Ants are immune to traffic jams - even on the busiest routes

Recently, ants have been found to have another "superpower" that sets them apart from other insects. Aristotle also wondered how they manage to follow long paths without interfering with each other. Recent researchers have shown that ants are immune to traffic jams, but scientists have not been able to figure out how this works.

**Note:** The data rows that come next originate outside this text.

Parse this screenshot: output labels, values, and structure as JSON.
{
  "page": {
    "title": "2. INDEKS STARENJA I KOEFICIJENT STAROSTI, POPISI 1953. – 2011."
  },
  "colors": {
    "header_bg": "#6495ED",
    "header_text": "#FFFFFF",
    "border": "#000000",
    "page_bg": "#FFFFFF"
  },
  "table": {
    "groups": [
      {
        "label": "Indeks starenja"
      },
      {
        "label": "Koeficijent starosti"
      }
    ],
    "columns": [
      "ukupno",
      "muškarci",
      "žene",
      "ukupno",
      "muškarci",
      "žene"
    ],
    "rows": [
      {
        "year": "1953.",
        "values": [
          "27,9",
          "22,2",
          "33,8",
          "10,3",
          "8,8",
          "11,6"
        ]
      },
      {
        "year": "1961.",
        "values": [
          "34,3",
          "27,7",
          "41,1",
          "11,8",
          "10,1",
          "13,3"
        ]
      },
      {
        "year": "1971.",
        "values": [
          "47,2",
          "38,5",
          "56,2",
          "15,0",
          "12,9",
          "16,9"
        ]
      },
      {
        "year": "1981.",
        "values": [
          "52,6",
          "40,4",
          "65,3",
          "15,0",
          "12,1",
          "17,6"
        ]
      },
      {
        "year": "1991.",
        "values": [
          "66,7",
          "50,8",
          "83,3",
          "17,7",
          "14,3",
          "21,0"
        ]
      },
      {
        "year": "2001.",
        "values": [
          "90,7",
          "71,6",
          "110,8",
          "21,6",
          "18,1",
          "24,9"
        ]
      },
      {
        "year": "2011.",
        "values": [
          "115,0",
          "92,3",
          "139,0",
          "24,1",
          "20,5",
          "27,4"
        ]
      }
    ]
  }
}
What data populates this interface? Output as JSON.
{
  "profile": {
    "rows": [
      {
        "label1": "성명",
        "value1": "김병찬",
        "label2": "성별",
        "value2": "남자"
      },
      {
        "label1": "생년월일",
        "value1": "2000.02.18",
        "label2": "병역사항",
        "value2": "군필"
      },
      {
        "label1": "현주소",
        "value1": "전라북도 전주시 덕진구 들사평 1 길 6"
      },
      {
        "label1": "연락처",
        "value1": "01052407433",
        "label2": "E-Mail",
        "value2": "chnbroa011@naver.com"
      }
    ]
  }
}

For the experiment, an anthill was taken with individuals of the species Linepithema humile, for which a test range was arranged. Several bridges, 5, 10 and 20 mm wide, were laid between the anthill and the food source, along which the insects made about 170 expeditions for supplies. At some moments, there were from 400 to 25, 600 ants on the bridge, and the traffic density reached hundreds of individuals per minute.

For all the time of the experiments, scientists have not recorded a single case when a "traffic jam" would form on the road. There were incidents when ants accumulated in one area, but no one stopped completely - just the whole stream slowed down, but continued to move. Ants estimate movement conditions surprisingly accurately and automatically adapt to them, without wasting energy and time. In comparison, humans begin to slow down at 40% flux, and ants only at 80%.

Scientists believe that one of the possible reasons for such an ideal organization of movement is that ants have a common goal. They are not afraid of collisions on the road, but this is a waste of time and a malfunction in the operation of the anthill, which the individual has no right to allow. For people, the opposite is true, each individual pursues personal goals, not taking into account the general state of affairs. In the future, our roads will be filled with drones - and an ant model of movement will suit them better than a human one.